第63話 ドロワーズで挟まれるあなた
バス子が穿いている、膝丈まである白いドロワーズで、リバーは挟まれるのです。
「うぁああっん!」
つい、バス子は喘ぎ声を出してしまいました。
「貴女のぉっ、貴女の素敵な魔力がぁっ……、ふぁっ、バス子のお股にっ、お股にィっ! 流れて来るのですぅ~っ!」
絞めつけている愛すべきあなたへの罪悪感。
素晴らしいあなたの魔力で得られる幸福感。
凄まじくて、バス子のお上品さが失われてしまいそうです。
「ごめん……苦しいんだけど……」
そうでしょうね、えへっ。あなたのために、ゲームの美少女みたいな声を出してあげました。その見返りとして、バス子のために苦しんで下さい。
「なんでこんなおかしな子に私は感謝してたんだろう……」
「うあああぁっん!」
力の限りあなたをドロワーズで挟んで、魔力を取るのです!
あなたにずっと尽くし続けて来たサキュバス子人生が、今、ついに報われています。
いいえ、常にそのような気持ちでいたわけではありませんが、とにかく気持ちが良いのでした。
「あっんっ! ああんっ! どんどん来るのですっ! しゅっごくきちゃうのでぇ~~すぅぅぅぅッ! うああぁんっ!」
ハエトリさんに魔力をけっこう奪われたあなたは、今でもあまり回復はしていないのですが、遠慮はいたしません。奪い取りを続行しましょう!

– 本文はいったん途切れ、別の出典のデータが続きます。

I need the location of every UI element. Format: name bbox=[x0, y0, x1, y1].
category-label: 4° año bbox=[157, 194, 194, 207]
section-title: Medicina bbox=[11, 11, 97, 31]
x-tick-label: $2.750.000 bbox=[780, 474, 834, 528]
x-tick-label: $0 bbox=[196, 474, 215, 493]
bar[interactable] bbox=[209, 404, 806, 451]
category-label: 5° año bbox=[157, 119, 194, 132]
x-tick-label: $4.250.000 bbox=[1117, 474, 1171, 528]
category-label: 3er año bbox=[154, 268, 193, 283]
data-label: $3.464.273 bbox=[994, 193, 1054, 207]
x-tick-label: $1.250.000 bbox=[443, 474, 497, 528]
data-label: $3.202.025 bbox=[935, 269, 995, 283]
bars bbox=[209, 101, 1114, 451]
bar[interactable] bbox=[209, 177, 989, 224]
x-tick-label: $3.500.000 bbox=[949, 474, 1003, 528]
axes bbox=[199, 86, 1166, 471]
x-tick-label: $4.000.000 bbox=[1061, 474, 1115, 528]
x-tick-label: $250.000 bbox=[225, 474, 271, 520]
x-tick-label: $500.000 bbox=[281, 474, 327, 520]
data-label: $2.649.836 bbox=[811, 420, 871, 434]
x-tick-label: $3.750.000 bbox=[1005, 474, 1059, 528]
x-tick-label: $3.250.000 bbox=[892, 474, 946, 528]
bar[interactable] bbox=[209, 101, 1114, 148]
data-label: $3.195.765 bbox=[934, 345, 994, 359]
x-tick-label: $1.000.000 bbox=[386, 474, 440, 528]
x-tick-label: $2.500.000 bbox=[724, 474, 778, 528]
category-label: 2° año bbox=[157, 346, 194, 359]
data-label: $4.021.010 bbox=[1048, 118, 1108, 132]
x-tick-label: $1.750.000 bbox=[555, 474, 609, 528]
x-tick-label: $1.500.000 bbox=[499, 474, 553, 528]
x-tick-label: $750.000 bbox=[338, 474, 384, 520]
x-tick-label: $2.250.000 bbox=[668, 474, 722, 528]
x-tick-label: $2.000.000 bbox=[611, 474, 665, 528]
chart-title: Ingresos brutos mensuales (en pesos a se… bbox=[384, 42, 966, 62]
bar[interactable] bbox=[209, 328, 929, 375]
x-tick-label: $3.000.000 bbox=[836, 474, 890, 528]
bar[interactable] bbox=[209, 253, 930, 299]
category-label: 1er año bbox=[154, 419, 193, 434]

「うああああああああんっ! おいしすぎでございますますますますますます~っ!」
「いやもうマジでやめてよ! めっちゃキツいんだけどッ!」
あなたは窮屈さを嫌い、バス子のお股の下で暴れていました。その動きも気持ち良くて、バス子はもう……駄目になりそう……です……っ。
限界でした。
すぽーんと、バス子の頭部が首ごと抜けて飛び上がります。
「えッ?」
あなたは目を疑いました。
勢い良く弧を描いた頭部が床に落下しますが、あなたの視界はかぶさって来たスカートによって妨げられます。頭部を失ったバス子がスカートから両手を放してしまったからでした。
あなたはスカートをめくり上げ、目視を試みます。
三つ編み髪の頭部が落ちていました。
「きゃあああああっ!」
あなたが叫びました。
「貴女の魔力を吸収し過ぎて、体が耐え切れませんでしたね」
「生首が喋ってる! ってか、だいじょーぶなのッ?」
「はい、貴女を愛し過ぎていて、ついつい油断をしてしまいました。貴女はバス子のスカートからお手をお放し下さい。これより、胴体に頭部を拾わせます」
「うん……」
胴体バス子はあなたの上で、ふらっと立ち上がります。おぼつかない動きであなたを跨ぎ、頭部のもとへと向かいました。両手で頭部を持ち上げて、元の位置に挿し込みます。
「これで大丈夫ですよ、貴女」
バス子はあなたへと体ごと振り向いて、安心させるような微笑みを向けます。
「いやいやいや、頭抜けて大丈夫っておかしいでしょ、あり得ないッ!」
スク水姿のあなたは上半身を起こしていました。
「バス子はお人形ですし、こちらは夢の中ですよ? 全然平気なのですが、平気だとあり得ないのでしたら、貴女のご要望にお応えしますね。――いやーーーーんッ!」
どかーん!
どかん、どかん、どっかーん!
あなたもご一緒に、せーの、効果音! どっかーん!
残念ながらあなたは効果音を出して下さりませんでしたが、無事にバス子は度重なる爆発で消滅しました。
「なんでそうなるのっ?」
頭が抜けて大丈夫なのはおかしいからです。
「そうは言ったけどさ!」
こちらにいらっしゃるのは、あなたお独りとなります。
どかーん! どかーん! どっどっどんどんどん、どかーん!
誘爆するように、図書館の中の棚もどんどん爆発していきます!
「マジでなんでッ?」
ドロワーズの堪能。
頭部の吹き飛び。
図書館の爆破。
これらは全て、夢の中のあなたの願望です。
「全部違うよ!」
まだ夢は続きます。
「悪夢だ!」
ドロワーズで挟まれてリバーが魔力を奪われる回でした。
今回も最後までお読み下さり、ありがとうございます。